CATHY PARK HONG: furious, nervy, open to everything
I was gliding on a silver monorail through some worn-out neighborhoods in the East Bay. It was like a monolithic form of surveillance. I was on my way to a poetry reading at UC Berkeley which occurs on the first Thursday of the month around high noon. The readings are presided over by Robert Hass, the Distinguished Professor in Poetry and Poetics, former U.S. Poet Laureate (1995-97), and winner of the Pulitzer Prize in 2008.
When I walked through the door of the Morrison Library he was right there, as if waiting for me. He is probably telepathic, along with his other attributes. I had never met him before, which is my fault. This is a man in his early 70’s who was at an Occupy demonstration in late 2011 and was roughed up by the police. I introduced myself and gave him a copy of Out of Our (a poetry magazine published by my wife Sarah Page and me), and asked him to to send us something — a brazen request he took in stride.
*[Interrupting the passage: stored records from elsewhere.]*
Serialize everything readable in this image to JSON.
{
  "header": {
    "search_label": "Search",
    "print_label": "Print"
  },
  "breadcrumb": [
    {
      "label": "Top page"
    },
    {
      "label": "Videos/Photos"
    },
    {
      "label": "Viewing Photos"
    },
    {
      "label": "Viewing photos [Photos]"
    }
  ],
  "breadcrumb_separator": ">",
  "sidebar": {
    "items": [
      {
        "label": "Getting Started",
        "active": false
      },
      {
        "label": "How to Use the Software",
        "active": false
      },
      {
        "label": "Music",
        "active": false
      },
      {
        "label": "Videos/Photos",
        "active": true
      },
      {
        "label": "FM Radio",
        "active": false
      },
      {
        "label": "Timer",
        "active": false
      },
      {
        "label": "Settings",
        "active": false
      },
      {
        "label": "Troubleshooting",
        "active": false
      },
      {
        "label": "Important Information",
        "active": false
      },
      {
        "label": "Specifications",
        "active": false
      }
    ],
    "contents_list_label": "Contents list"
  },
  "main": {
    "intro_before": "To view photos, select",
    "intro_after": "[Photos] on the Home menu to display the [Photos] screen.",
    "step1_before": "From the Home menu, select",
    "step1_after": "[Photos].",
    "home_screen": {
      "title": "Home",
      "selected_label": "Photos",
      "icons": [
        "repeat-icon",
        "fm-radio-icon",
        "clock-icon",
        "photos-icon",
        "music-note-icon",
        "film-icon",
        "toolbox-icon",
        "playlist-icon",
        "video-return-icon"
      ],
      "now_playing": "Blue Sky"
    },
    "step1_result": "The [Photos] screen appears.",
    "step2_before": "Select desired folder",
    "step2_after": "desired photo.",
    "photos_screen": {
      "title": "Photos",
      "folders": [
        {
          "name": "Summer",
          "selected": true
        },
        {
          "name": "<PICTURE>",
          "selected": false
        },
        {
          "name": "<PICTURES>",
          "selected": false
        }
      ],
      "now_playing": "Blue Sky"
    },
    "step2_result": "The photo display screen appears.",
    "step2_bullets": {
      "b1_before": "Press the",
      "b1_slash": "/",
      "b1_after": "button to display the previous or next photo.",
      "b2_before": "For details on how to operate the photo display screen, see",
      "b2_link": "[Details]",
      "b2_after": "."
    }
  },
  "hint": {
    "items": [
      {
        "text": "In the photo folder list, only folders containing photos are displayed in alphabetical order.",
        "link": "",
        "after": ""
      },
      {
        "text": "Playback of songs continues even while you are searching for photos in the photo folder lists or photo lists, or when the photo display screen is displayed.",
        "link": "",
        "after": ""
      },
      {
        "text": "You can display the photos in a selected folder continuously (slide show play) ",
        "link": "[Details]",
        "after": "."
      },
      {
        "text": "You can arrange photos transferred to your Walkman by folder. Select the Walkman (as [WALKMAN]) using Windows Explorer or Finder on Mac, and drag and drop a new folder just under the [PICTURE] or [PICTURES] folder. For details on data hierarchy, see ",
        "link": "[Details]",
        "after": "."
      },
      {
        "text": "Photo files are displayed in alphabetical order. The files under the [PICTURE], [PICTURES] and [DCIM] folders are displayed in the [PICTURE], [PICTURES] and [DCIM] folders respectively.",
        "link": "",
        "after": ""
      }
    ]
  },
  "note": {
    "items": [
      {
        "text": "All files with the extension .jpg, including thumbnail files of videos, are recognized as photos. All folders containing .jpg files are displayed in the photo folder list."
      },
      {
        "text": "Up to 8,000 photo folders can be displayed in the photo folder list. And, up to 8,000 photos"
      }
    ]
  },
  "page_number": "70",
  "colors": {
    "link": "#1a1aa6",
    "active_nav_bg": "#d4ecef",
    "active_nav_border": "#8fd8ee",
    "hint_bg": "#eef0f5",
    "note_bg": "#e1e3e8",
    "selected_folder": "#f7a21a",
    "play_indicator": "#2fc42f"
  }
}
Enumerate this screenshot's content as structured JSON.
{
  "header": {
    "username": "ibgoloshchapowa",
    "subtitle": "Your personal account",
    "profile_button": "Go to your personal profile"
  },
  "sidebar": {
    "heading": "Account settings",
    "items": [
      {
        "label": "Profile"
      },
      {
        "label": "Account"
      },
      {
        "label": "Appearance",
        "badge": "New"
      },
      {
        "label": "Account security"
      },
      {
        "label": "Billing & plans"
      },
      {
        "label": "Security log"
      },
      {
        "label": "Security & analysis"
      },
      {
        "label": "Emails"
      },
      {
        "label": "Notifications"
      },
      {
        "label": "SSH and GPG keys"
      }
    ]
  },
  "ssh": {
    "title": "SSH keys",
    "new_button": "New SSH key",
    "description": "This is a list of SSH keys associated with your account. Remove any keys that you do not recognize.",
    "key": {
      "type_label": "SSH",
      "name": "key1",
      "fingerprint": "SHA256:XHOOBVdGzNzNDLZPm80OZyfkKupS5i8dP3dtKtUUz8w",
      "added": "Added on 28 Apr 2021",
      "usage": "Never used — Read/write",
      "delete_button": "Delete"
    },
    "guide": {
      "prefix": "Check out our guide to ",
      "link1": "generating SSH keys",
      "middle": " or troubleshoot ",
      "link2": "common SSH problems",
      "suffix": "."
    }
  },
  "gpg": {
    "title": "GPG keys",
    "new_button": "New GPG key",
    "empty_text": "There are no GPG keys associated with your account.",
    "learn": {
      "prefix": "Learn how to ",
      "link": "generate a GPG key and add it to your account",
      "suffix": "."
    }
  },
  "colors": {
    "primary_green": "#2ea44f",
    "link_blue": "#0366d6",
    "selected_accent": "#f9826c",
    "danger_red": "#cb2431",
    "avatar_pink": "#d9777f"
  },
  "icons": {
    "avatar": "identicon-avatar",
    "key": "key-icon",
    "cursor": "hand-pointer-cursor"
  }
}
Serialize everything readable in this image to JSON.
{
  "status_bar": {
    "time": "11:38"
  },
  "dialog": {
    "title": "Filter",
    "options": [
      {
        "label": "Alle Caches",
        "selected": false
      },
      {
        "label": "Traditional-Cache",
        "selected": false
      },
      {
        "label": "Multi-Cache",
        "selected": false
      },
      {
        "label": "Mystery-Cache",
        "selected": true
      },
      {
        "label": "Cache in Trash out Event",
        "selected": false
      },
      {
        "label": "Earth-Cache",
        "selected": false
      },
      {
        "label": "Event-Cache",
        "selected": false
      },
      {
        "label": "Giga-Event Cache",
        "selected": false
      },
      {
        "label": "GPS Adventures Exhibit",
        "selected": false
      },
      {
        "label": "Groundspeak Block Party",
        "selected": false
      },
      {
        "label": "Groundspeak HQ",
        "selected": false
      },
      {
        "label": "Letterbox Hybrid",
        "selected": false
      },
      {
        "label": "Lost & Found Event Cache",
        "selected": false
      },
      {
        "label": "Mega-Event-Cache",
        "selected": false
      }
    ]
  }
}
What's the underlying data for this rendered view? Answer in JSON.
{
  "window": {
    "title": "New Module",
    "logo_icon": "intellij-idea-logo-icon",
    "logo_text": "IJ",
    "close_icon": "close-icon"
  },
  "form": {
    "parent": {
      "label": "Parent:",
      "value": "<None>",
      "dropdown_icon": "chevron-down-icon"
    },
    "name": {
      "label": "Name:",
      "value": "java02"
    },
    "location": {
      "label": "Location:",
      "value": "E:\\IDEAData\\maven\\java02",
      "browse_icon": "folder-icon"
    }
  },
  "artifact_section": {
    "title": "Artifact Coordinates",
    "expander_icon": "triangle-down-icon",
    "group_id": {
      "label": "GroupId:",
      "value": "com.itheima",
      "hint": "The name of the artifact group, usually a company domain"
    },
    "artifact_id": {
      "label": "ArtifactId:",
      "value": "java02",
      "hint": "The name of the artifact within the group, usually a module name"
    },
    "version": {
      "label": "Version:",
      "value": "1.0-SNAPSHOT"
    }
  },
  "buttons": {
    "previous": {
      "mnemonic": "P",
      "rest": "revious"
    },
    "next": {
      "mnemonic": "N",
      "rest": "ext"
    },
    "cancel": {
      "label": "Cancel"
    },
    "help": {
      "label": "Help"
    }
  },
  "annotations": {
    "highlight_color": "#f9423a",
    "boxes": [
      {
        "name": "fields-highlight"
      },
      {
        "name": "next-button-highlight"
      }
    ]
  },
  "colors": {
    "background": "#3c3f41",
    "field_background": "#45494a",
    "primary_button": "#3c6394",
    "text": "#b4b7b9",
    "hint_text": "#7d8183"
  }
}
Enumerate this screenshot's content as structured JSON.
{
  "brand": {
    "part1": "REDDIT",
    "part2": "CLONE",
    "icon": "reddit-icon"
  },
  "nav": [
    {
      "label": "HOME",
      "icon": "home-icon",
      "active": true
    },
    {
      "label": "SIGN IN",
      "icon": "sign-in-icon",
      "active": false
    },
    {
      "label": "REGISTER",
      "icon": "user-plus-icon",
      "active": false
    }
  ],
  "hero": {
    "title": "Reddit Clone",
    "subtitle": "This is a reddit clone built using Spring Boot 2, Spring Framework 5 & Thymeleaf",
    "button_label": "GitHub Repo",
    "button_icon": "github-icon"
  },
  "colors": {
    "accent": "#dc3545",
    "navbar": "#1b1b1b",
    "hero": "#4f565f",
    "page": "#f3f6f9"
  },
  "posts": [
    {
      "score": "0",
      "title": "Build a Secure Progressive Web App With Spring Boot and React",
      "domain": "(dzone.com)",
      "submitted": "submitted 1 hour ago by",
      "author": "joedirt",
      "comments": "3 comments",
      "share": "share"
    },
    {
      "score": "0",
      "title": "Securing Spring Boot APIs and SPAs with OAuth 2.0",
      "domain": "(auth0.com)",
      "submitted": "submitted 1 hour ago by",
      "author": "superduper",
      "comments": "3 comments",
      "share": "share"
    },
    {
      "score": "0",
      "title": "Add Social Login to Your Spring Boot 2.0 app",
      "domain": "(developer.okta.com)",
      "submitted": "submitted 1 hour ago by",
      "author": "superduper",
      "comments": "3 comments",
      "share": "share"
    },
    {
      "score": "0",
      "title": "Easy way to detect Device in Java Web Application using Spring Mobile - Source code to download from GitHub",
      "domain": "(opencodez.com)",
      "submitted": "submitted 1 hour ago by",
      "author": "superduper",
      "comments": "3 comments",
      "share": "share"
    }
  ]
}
The Morrison Library is an old and comfortable reading room with chairs and sofas, and there was a good-sized crowd. Hass gave a long and gracious introduction of the poet, Cathy Park Hong, referring to her work as “furious, nervy, open to everything”. There was some mention of having her bi-lingual antennae out (she is Korean-American), and creating dystopian worlds in her writing. She may refer to Billy the Kid, Medea, or the “abject and racialized body”.
The audience was quiet and attentive while she read, with no applause until the end. This could be called academic poetry in some respects — she was reading at a university, introduced by a professor, and is an associate professor herself (at Sarah Lawrence College). In addition, there were pieces she read which just sounded like words to me, albeit in careful and grammatically correct arrangements. However, some lines and phrases started getting through to me. She mentioned a vendor who “keeps peeled apples under her armpit” and then sells them. There was a nice piece about a painter working in the “Rembrandt factory”, reproducing self-portraits by Rembrandt. Another poem featured a man who refers to “my penis flapping between my shirt tails” (which did not ring a bell), and “I’m mooning your dreams” (which did).
She also read a couple of poems using only words with the same vowel. I have written poems using only words of one syllable, but this is very limiting. Oh no, odd job of common words on top of no plot. Do not do now.
She ended with some works in progress, which I liked more than most of the other pieces. They seemed to have more force and focus, including a subtle rap-like poem which was doing some unusual things with language.
I spoke with her afterward in the company of John Panzer, a poet and Berkeley student. He was enthusiastic about her reading, which had included selections from “Engine Empire” (2012) and “Dance Dance Revolution” (2007). Her work has been generating prizes and surprises. Later I read more of her poems and was feeling ambivalent. There is a shredded coherency or continuity which throws me a little — I recognize a fine-tuned mentality in the phrases, but they seem to be a collage, a surreal collection of thought fragments which may or may not cohere, and are allegedly more poetic if they avoid a subject. This style of writing can lose an audience. Or maybe it just requires a quiet setting and a sober crowd.
Steven Gray has been living in San Francisco since 1849 and has rent control. Self control is another matter. He reads his work on a regular basis in venues throughout San Francisco. Sometimes he accompanies other poets on guitar. He is co-editor of Out of Our, a poetry and art magazine, and has two books of poetry: Jet Shock and Culture Lag (2012), and Shadow on the Rocks (2011).